Pics Google has released its latest iteration of the Android OS, plus a triple deployment for the new software in three new devices – a trendy big phone, a slablet and a telly box.

Nexus Family

New Nexus family to go with the new OS

Android 5.0, codenamed Lollipop, got an extensive preview during June's Google I/O conference, and the software is now ready for public consumption. The updated operating system supports 64-bit processors, and sports a new user interface called Material Design, which can display 3D animated buttons.

The new UI is intended to run smoothly on all Android devices, ranging from smartwatches to in-car Android Auto systems. Google has published about 5,000 APIs for the new operating system, and is promising high levels of customization for power users.

For example, you can add notifications to the lock screen – something Apple has been doing for years – and specify which alerts should appear, hiding away the rest. Lollipop will also allow multiple user accounts to run on a single handset – handy for those of us with multiple Google accounts – and a revised version of Gmail with a flashier design.

Android 5.0 aka Lollipop

Android Lollipop - your one desire?

The operating system also has a new runtime engine, dubbed ART, which Google promises will leave its Dalvik system looking very slow. ART is also designed to make life easier for developers with better crash reports, more debugging features, and support for a dedicated sampling profiler that monitors apps more closely.
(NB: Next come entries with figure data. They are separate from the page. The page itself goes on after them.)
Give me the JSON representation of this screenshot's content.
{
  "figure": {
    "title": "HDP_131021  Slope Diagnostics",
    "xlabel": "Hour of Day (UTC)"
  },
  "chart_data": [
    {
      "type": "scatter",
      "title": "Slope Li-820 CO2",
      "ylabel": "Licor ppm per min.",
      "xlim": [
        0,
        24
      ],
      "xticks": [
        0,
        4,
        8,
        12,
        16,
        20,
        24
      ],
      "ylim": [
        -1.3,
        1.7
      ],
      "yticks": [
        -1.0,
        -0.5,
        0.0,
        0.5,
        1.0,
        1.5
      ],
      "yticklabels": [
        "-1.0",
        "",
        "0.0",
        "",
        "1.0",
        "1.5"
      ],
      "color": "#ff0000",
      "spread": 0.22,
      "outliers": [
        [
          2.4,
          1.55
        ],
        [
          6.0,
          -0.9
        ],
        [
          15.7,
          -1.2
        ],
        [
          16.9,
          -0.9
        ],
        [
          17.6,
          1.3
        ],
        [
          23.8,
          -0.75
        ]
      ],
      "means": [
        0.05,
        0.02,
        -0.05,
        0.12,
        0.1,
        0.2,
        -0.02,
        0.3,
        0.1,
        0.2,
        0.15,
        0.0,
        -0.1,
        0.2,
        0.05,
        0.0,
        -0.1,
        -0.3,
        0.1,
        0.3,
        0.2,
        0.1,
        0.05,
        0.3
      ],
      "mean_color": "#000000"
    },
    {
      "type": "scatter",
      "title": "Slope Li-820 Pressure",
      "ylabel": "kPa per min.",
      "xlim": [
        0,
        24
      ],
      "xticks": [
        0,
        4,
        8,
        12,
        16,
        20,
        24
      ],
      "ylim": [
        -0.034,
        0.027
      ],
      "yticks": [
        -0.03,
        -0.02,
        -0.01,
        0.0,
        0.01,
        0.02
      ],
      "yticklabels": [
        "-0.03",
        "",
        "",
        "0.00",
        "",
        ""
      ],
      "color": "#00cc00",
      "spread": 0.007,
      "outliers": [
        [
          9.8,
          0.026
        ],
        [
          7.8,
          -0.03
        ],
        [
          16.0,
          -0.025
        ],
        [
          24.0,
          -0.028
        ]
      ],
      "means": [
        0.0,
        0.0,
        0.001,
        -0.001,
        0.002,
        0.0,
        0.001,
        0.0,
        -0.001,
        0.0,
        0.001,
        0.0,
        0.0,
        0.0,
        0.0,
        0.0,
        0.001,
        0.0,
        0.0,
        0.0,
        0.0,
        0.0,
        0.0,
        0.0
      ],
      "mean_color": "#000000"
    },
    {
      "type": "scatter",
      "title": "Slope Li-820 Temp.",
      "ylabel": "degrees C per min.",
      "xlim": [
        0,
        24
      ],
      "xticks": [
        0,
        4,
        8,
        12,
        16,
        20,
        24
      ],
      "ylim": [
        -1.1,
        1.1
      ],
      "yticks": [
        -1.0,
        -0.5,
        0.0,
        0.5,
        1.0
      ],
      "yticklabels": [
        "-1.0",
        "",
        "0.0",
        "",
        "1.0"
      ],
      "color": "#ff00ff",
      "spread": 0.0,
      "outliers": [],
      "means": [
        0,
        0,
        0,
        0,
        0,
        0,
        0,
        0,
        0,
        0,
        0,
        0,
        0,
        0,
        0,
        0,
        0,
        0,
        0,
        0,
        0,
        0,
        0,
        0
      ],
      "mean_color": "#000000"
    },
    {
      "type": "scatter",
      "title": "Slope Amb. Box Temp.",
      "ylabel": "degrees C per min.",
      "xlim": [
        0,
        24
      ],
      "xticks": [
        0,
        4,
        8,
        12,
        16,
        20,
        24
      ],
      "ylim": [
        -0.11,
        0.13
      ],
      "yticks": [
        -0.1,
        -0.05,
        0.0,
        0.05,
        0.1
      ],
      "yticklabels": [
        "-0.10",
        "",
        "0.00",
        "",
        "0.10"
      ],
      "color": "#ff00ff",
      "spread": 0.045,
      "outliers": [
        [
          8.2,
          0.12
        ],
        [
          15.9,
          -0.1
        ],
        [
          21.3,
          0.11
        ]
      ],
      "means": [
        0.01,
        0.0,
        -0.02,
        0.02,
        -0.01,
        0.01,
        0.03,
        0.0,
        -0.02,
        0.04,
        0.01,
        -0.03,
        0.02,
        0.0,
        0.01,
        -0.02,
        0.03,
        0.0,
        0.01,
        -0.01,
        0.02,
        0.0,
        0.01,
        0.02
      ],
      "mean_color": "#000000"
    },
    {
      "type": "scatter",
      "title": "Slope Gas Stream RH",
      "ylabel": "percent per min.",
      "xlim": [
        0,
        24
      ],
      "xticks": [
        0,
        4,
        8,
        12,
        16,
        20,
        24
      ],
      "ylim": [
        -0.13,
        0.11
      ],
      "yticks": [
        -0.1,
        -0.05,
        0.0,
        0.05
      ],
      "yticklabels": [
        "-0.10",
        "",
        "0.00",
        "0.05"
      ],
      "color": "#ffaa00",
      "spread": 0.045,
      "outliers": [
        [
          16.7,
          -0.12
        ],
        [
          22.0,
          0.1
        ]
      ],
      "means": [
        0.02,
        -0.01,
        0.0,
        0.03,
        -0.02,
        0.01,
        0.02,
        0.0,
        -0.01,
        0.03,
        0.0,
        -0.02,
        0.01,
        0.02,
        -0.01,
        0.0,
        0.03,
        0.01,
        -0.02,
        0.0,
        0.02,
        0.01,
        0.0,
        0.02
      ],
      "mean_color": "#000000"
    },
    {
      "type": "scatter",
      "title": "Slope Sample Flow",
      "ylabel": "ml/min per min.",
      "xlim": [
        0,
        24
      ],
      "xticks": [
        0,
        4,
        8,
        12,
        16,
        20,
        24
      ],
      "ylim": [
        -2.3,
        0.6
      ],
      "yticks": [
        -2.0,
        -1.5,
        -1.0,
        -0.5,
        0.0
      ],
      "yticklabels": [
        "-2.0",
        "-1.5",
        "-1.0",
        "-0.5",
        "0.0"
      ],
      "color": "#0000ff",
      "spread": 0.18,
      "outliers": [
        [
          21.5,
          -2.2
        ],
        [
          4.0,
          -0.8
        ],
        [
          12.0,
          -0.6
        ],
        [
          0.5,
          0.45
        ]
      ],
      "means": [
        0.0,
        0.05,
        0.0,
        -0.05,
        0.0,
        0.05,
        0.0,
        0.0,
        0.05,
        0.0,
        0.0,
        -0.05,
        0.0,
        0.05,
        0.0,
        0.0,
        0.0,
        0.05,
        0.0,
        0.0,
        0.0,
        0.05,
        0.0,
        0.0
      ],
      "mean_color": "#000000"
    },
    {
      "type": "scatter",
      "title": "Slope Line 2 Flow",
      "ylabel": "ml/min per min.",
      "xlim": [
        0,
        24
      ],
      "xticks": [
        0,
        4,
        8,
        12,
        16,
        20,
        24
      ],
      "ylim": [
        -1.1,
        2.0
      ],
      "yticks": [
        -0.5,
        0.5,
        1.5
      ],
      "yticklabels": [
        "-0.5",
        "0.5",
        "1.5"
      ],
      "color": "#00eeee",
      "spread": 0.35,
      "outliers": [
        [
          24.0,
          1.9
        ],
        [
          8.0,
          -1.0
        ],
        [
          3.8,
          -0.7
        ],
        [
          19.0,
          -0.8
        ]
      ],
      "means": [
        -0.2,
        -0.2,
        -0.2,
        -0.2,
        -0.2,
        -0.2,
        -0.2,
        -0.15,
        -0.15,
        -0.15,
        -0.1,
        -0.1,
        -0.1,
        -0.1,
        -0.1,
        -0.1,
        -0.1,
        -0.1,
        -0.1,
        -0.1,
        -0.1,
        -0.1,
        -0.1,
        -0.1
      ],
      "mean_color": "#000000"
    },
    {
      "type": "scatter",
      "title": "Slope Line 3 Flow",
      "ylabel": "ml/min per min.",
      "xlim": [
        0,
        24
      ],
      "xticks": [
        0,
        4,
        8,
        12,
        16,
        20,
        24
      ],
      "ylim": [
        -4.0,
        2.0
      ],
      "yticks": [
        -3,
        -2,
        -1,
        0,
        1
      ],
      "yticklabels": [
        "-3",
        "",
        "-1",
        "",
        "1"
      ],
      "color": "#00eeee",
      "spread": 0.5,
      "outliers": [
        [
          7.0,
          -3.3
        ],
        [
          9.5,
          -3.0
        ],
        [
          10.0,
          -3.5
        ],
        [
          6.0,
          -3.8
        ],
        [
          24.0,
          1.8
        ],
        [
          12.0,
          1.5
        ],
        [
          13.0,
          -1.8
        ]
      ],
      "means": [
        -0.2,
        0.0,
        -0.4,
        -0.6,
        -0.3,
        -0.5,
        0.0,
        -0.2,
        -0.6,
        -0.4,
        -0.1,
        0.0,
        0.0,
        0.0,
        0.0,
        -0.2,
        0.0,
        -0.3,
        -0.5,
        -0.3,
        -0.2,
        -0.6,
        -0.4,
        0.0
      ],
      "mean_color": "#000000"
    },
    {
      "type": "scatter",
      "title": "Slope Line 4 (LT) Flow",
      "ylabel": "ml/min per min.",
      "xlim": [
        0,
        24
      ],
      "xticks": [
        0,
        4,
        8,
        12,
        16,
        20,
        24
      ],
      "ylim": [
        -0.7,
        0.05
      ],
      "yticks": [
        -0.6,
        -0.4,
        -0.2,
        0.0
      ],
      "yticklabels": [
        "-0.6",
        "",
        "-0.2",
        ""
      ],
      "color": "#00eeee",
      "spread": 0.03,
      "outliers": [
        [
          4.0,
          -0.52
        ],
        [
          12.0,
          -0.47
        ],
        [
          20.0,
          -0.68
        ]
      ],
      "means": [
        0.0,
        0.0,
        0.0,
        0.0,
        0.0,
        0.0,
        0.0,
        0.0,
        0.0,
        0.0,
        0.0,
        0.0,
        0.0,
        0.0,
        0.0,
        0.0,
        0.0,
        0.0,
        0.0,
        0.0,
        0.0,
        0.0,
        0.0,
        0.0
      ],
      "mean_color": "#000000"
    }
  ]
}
Battery life, the perennial bugbear of smartphone users, has also been addressed. Google says Lollipop will be a lot less battery intensive, and the operating system will kick into a power-saving mode that gives an extra 90 minutes of operating time when the battery reaches critically low levels of power.

Lollipop is also showing the effect of our post-Snowden world: encryption of data held in devices is on by default. Gadgets can also be unlocked by facial recognition or by pairing with a trusted device like a smartwatch – something that should cheer up cops and g-men upset about the encryption. Just point a perps face at a mobe, and hey look, it unlocked.

Lollipop is designed to work with as little as 512MB of RAM, which should ensure a good spread of handsets can handle it. The first devices running the new operating system will be a phablet, tablet and TV streaming widget, which Google will flog under its Nexus brand. In the next couple of weeks owners of Nexus 4, 5, 7 and 10 devices will get the OS update.